Xu Lin não pôde evitar rememorar a imagem da jovem delicada e graciosa, imaginando seu desespero naquele momento; seu rosto tornou-se sombrio e carregado de ira.
Conforme confessaram, após consumarem o ato, perceberam que Jiang Yuèyuè sofrera um ataque cardíaco e desmaiara.
Tomados pelo medo, contataram seus pais.
Ao saber da situação, os pais imediatamente a levaram ao hospital, mas já era tarde – ela estava morta.
Segundo os exames da época, a verdadeira causa da morte não foi um ataque cardíaco, e sim uma hemorragia maciça.
Um dos pais tinha influência e boas relações com o médico.
Após explicar a situação, pediu ao médico que apagasse todos os vestígios, simulando um ataque cardíaco, para só então tentar contatar os pais de Jiang Yuèyuè.

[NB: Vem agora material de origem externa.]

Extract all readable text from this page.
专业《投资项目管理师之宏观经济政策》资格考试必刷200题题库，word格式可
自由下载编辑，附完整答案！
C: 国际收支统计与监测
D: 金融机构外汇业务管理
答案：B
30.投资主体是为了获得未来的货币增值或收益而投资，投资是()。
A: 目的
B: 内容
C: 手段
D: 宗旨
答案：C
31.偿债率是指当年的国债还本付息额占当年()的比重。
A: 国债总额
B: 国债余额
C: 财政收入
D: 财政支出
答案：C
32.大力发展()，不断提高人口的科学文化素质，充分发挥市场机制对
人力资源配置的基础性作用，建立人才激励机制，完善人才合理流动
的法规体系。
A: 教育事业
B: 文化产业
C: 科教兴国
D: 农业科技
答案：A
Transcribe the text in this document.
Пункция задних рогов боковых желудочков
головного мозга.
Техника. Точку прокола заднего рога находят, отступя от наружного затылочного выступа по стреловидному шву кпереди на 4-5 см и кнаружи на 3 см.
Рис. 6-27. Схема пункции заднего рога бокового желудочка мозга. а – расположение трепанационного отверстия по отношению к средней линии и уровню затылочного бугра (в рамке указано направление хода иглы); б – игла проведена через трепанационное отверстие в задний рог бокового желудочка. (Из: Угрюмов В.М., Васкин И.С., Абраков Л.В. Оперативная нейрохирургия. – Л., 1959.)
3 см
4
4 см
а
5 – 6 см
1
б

Mas, naquela ocasião, os pais de Jiang Yuèyuè estavam em viagem de trabalho, e só retornariam dali a uma semana.
Ao saber disso, os três pais, em conluio com o médico, usaram seus contatos para levar Jiang Yuèyuè diretamente ao crematório, destruindo todas as evidências pelo fogo.
Ao ver isso, Xu Lin cerrou os punhos, os olhos reluzindo de cólera gélida.
Até o direito dos pais de ver o corpo da filha lhes foi negado – por quê, por quê tamanha maldade?
Nem sequer puderam despedir-se da filha, nem mesmo... ver seu corpo uma última vez – arrancaram-lhes o coração, dilaceraram-lhes a alma.
Imagine, ao regressarem da viagem, Jiang Zhenbin e Wen Qi, deparando-se apenas com as cinzas da filha – que desespero, que dor insondável lhes invadiu o peito?